第3幕:金曜日の予定
2007-07-08
ふたたび日本、もとい四国のどこかの、とある旅館の一室である。
窓越しに聞こえてくる風切り音は益々強くなり、窓ガラスを雨粒が打つ音までもが加わっている。
先ほどと違うのは、時間が2時間ほど進んでいるのと、2人ともそれ程不快そうな表情をしていない
のとである。それもその筈だ。なにしろ熱帯産のシャワーを全身に浴びてきたのだから。
2人にとって、ギリシャの重装歩兵の盾ほどに重要な役割を果たしていたビニール傘は、いとも
簡単に風によってオシャカにされた。
前衛的なオブジェと化した2本の傘は、そのまま道すがらにあったゴミの集積場へと放り込まれた。少し2人の心が痛む。

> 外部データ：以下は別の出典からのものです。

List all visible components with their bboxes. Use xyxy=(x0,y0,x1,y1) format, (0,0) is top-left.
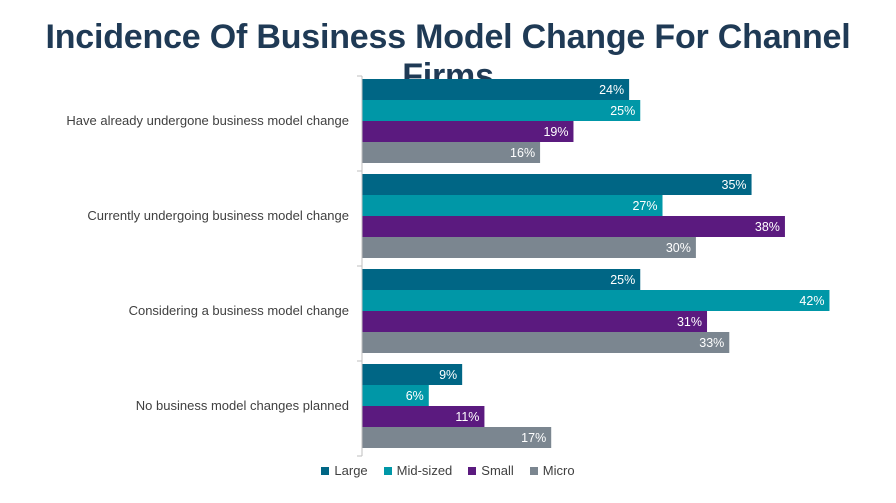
legend-swatch-large xyxy=(321,466,330,475)
legend-swatch-small xyxy=(468,466,477,475)
legend-label-small: Small xyxy=(481,463,514,478)
data-label-large-1: 24% xyxy=(599,83,624,97)
bar-micro-1 xyxy=(362,142,541,163)
category-label-considering-a-business-model-change: Considering a business model change xyxy=(129,303,349,318)
bar-large-3 xyxy=(362,269,641,290)
bar-small-3 xyxy=(362,311,708,332)
data-label-large-4: 9% xyxy=(439,368,457,382)
data-label-small-1: 19% xyxy=(543,125,568,139)
bar-small-2 xyxy=(362,216,785,237)
bar-micro-2 xyxy=(362,237,696,258)
legend-swatch-mid-sized xyxy=(383,466,392,475)
bar-mid-sized-3 xyxy=(362,290,830,311)
data-label-small-4: 11% xyxy=(455,410,479,424)
bar-mid-sized-1 xyxy=(362,100,641,121)
legend-label-mid-sized: Mid-sized xyxy=(396,463,453,478)
bar-micro-3 xyxy=(362,332,730,353)
bar-mid-sized-2 xyxy=(362,195,663,216)
legend-label-large: Large xyxy=(334,463,368,478)
data-label-small-3: 31% xyxy=(677,315,702,329)
legend-item-large: Large xyxy=(321,463,368,478)
data-label-micro-3: 33% xyxy=(699,336,724,350)
data-label-mid-sized-1: 25% xyxy=(610,104,635,118)
data-label-large-3: 25% xyxy=(610,273,635,287)
bar-small-4 xyxy=(362,406,485,427)
data-label-mid-sized-4: 6% xyxy=(406,389,424,403)
chart-title: Incidence Of Business Model Change For C… xyxy=(45,18,851,95)
bar-large-4 xyxy=(362,364,463,385)
data-label-small-2: 38% xyxy=(755,220,780,234)
legend-item-small: Small xyxy=(468,463,514,478)
data-label-micro-2: 30% xyxy=(666,241,691,255)
data-label-large-2: 35% xyxy=(722,178,747,192)
bar-large-2 xyxy=(362,174,752,195)
data-label-micro-4: 17% xyxy=(521,431,546,445)
category-label-no-business-model-changes-planned: No business model changes planned xyxy=(136,398,349,413)
bar-small-1 xyxy=(362,121,574,142)
data-label-mid-sized-3: 42% xyxy=(799,294,824,308)
data-label-mid-sized-2: 27% xyxy=(632,199,657,213)
legend-label-micro: Micro xyxy=(542,463,575,478)
legend-item-micro: Micro xyxy=(529,463,575,478)
data-label-micro-1: 16% xyxy=(510,146,535,160)
category-label-currently-undergoing-business-model-change: Currently undergoing business model chan… xyxy=(87,208,349,223)
legend-swatch-micro xyxy=(529,466,538,475)
bar-large-1 xyxy=(362,79,630,100)
bar-micro-4 xyxy=(362,427,552,448)
legend: Large Mid-sized Small Micro xyxy=(0,463,896,478)
category-label-have-already-undergone-business-model-change: Have already undergone business model ch… xyxy=(66,113,349,128)
legend-item-mid-sized: Mid-sized xyxy=(383,463,453,478)
bar-mid-sized-4 xyxy=(362,385,429,406)
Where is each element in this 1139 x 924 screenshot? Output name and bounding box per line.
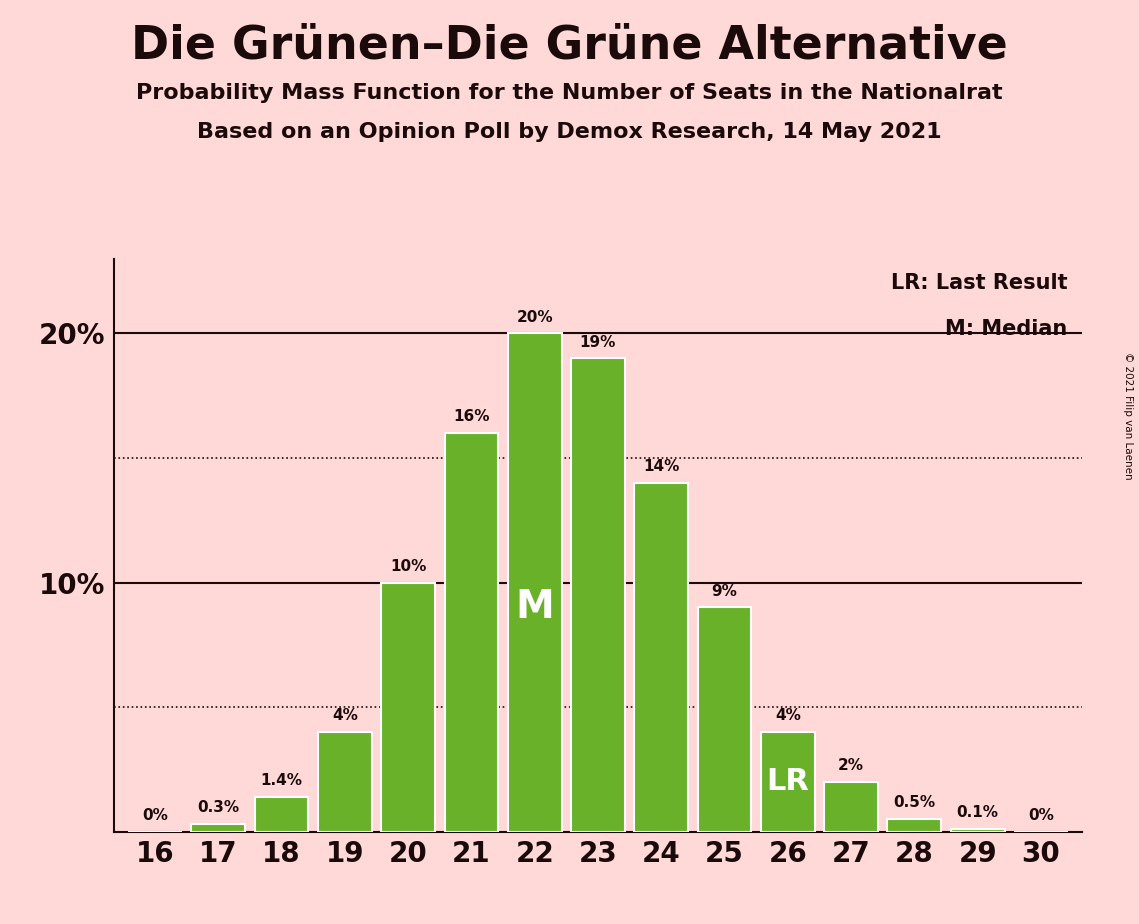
Text: 4%: 4% xyxy=(775,709,801,723)
Bar xyxy=(761,732,814,832)
Bar xyxy=(444,433,499,832)
Text: 14%: 14% xyxy=(644,459,680,474)
Text: M: Median: M: Median xyxy=(945,319,1067,339)
Text: 16%: 16% xyxy=(453,409,490,424)
Text: 1.4%: 1.4% xyxy=(261,773,303,788)
Text: 0%: 0% xyxy=(142,808,167,823)
Text: 10%: 10% xyxy=(390,559,426,574)
Bar xyxy=(382,582,435,832)
Text: 0%: 0% xyxy=(1029,808,1054,823)
Text: 2%: 2% xyxy=(838,758,865,773)
Bar xyxy=(697,607,752,832)
Bar xyxy=(951,829,1005,832)
Text: LR: LR xyxy=(767,767,809,796)
Bar xyxy=(508,334,562,832)
Bar xyxy=(634,483,688,832)
Text: Probability Mass Function for the Number of Seats in the Nationalrat: Probability Mass Function for the Number… xyxy=(137,83,1002,103)
Text: 0.1%: 0.1% xyxy=(957,806,999,821)
Bar xyxy=(887,820,941,832)
Bar xyxy=(318,732,371,832)
Text: 9%: 9% xyxy=(712,584,737,599)
Bar xyxy=(191,824,245,832)
Text: 0.3%: 0.3% xyxy=(197,800,239,815)
Bar xyxy=(571,359,625,832)
Text: © 2021 Filip van Laenen: © 2021 Filip van Laenen xyxy=(1123,352,1133,480)
Bar xyxy=(255,796,309,832)
Bar xyxy=(825,782,878,832)
Text: 0.5%: 0.5% xyxy=(893,796,935,810)
Text: 19%: 19% xyxy=(580,334,616,349)
Text: 20%: 20% xyxy=(516,310,554,324)
Text: M: M xyxy=(515,589,554,626)
Text: 4%: 4% xyxy=(331,709,358,723)
Text: LR: Last Result: LR: Last Result xyxy=(891,274,1067,293)
Text: Die Grünen–Die Grüne Alternative: Die Grünen–Die Grüne Alternative xyxy=(131,23,1008,68)
Text: Based on an Opinion Poll by Demox Research, 14 May 2021: Based on an Opinion Poll by Demox Resear… xyxy=(197,122,942,142)
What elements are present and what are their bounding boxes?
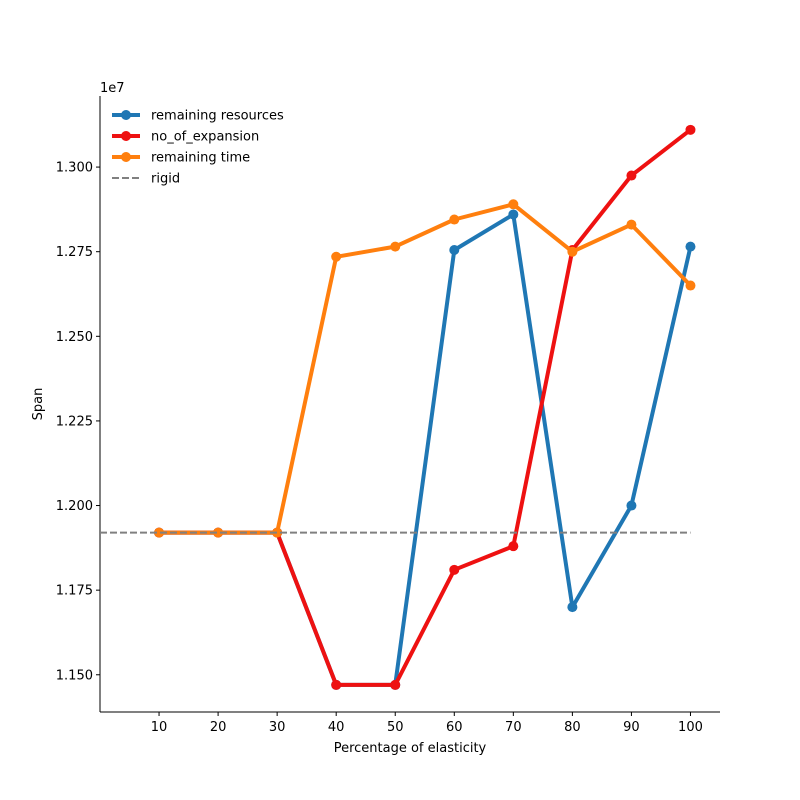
data-point-remaining-time xyxy=(272,527,283,538)
data-point-no-of-expansion xyxy=(331,679,342,690)
series-line-remaining-resources xyxy=(157,212,693,687)
legend-label: remaining resources xyxy=(151,109,284,124)
legend-entry-remaining-resources: remaining resources xyxy=(112,109,284,124)
x-tick-label: 20 xyxy=(210,720,227,735)
legend-marker xyxy=(121,110,131,120)
legend-label: rigid xyxy=(151,172,180,187)
data-point-remaining-time xyxy=(213,527,224,538)
x-tick-label: 70 xyxy=(505,720,522,735)
legend-entry-remaining-time: remaining time xyxy=(112,151,250,166)
y-offset-label: 1e7 xyxy=(100,81,125,96)
legend: remaining resources no_of_expansionremain… xyxy=(112,109,284,187)
y-tick-label: 1.250 xyxy=(56,330,93,345)
data-point-remaining-resources xyxy=(449,245,460,255)
data-point-remaining-time xyxy=(331,251,342,262)
data-point-remaining-time xyxy=(390,241,401,252)
data-point-remaining-time xyxy=(508,199,519,210)
y-tick-label: 1.175 xyxy=(56,584,93,599)
y-axis-title: Span xyxy=(31,388,46,421)
x-tick-label: 50 xyxy=(387,720,404,735)
legend-entry-no-of-expansion: no_of_expansion xyxy=(112,130,259,145)
data-point-remaining-time xyxy=(154,527,165,538)
x-tick-label: 40 xyxy=(328,720,345,735)
legend-marker xyxy=(121,152,131,162)
series-layer xyxy=(100,124,696,690)
x-tick-label: 90 xyxy=(623,720,640,735)
y-tick-label: 1.300 xyxy=(56,161,93,176)
x-tick-label: 80 xyxy=(564,720,581,735)
series-no-of-expansion xyxy=(154,124,696,690)
data-point-remaining-resources xyxy=(685,241,696,252)
data-point-remaining-time xyxy=(626,219,637,230)
data-point-no-of-expansion xyxy=(685,124,696,135)
x-tick-label: 60 xyxy=(446,720,463,735)
series-remaining-time xyxy=(154,199,696,538)
tick-layer: 10 20 30 40 50 60 70 80 90 100 1.150 1.175 1.200 1.22… xyxy=(56,161,703,735)
y-tick-label: 1.275 xyxy=(56,245,93,260)
legend-label: remaining time xyxy=(151,151,250,166)
y-tick-label: 1.200 xyxy=(56,499,93,514)
series-line-no-of-expansion xyxy=(157,127,693,687)
series-remaining-resources xyxy=(154,209,696,690)
x-tick-label: 30 xyxy=(269,720,286,735)
data-point-remaining-resources xyxy=(626,500,637,511)
data-point-remaining-time xyxy=(567,246,578,257)
data-point-no-of-expansion xyxy=(449,564,460,575)
data-point-remaining-time xyxy=(685,280,696,291)
y-tick-label: 1.150 xyxy=(56,668,93,683)
x-tick-label: 100 xyxy=(678,720,703,735)
data-point-remaining-resources xyxy=(567,602,578,613)
x-tick-label: 10 xyxy=(151,720,168,735)
data-point-remaining-time xyxy=(449,214,460,225)
data-point-no-of-expansion xyxy=(626,170,637,181)
legend-entry-rigid: rigid xyxy=(112,172,180,187)
data-point-no-of-expansion xyxy=(508,541,519,552)
legend-label: no_of_expansion xyxy=(151,130,259,145)
x-axis-title: Percentage of elasticity xyxy=(334,741,487,756)
axes xyxy=(99,96,720,713)
data-point-remaining-resources xyxy=(508,209,519,220)
y-tick-label: 1.225 xyxy=(56,414,93,429)
data-point-no-of-expansion xyxy=(390,679,401,690)
legend-marker xyxy=(121,131,131,141)
series-line-remaining-time xyxy=(157,202,693,535)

しかし、所詮は過ぎ去ったこと。未だ来ていないことと比べると、いま『高松市街図』を挟んで
布団の上に坐している浴衣姿の2人にとっては、ずっと瑣末なことだった。
もっとも、さっきから聞こえるのは唸り声ばかりで、議論らしい議論は為されていない。
世間で言うところの「行き当たりばったり」になりそうな予感である。